Now in its seventh week, the fighting has displaced most of Marawi’s more than 200,000 residents and reduced much of the beautiful, lakeside city into rubble.
People blame the Maranao for the devastation, saying they allowed the terrorists to come to the city.
Even President Rodrigo Duterte, in public speeches, has said he is angry because the people of the city allowed the Maute terror group to set up base in the city and stock up on weapons and munitions.
But Zia Alonto Adiong, speaking for the Lanao provincial government on Sunday, said it was “preposterous” to blame the people of Marawi and the Maranao in general for the crisis, which started on May 23.
“We are the victims here.

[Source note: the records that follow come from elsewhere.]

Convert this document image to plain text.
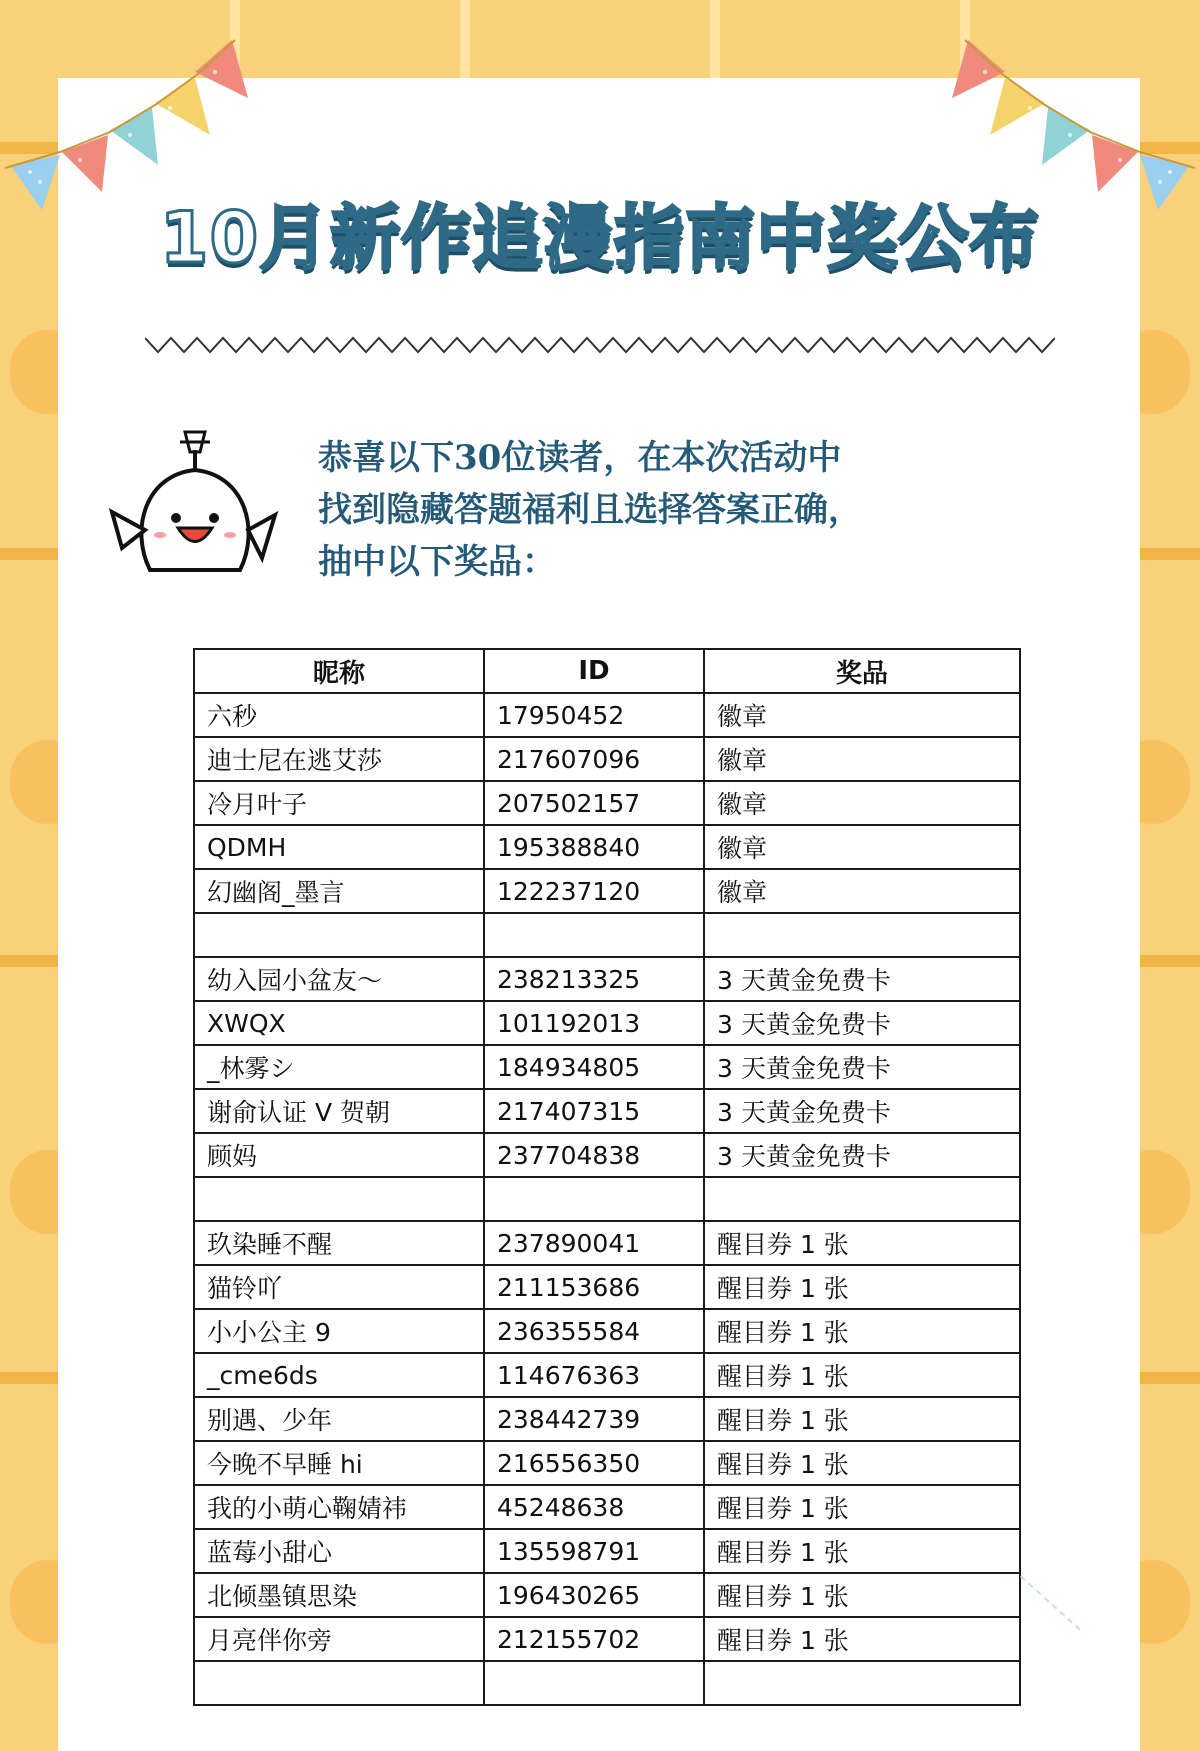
10月新作追漫指南中奖公布
恭喜以下30位读者，在本次活动中
找到隐藏答题福利且选择答案正确，
抽中以下奖品：
昵称	ID	奖品
六秒	17950452	徽章
迪士尼在逃艾莎	217607096	徽章
冷月叶子	207502157	徽章
QDMH	195388840	徽章
幻幽阁_墨言	122237120	徽章

幼入园小盆友～	238213325	3 天黄金免费卡
XWQX	101192013	3 天黄金免费卡
_林雾シ	184934805	3 天黄金免费卡
谢俞认证 V 贺朝	217407315	3 天黄金免费卡
顾妈	237704838	3 天黄金免费卡

玖染睡不醒	237890041	醒目券 1 张
猫铃吖	211153686	醒目券 1 张
小小公主 9	236355584	醒目券 1 张
_cme6ds	114676363	醒目券 1 张
别遇、少年	238442739	醒目券 1 张
今晚不早睡 hi	216556350	醒目券 1 张
我的小萌心鞠婧祎	45248638	醒目券 1 张
蓝莓小甜心	135598791	醒目券 1 张
北倾墨镇思染	196430265	醒目券 1 张
月亮伴你旁	212155702	醒目券 1 张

We are the ones suffering and to say that we did not do anything about it is like saying we picked up a hammer and hit our heads with it,” Adiong said.
But even if the residents were armed, he said, they could not have engaged and thwarted the attack of the Maute group, as it was “well coordinated, well planned” and carried out by “terrorists who had the support of international terror networks.”
At least eight of the 379 terrorists killed in the fighting were foreigners, including fighters from Indonesia, Malaysia, Libya and Chechnya, according to the military.
The Maute terrorists and their allies from the Abu Sayyaf bandit group stormed Marawi on May 23 to establish an enclave of the Middle East-based Islamic State (IS) jihadist group in Southeast Asia.
Adiong said the attack happened when the people of Marawi were not in fighting mood, as they were busy preparing for the start of the fasting month of Ramadan.
Adiong lamented that the Maranao were being blamed for the attack on Marawi while residents of other areas previously targeted by terrorists had not been faulted at all.
“We have witnessed the Zamboanga siege and the Ipil siege. Nobody blamed the civilians of Zamboanga, nobody blamed the residents of Ipil,” he said.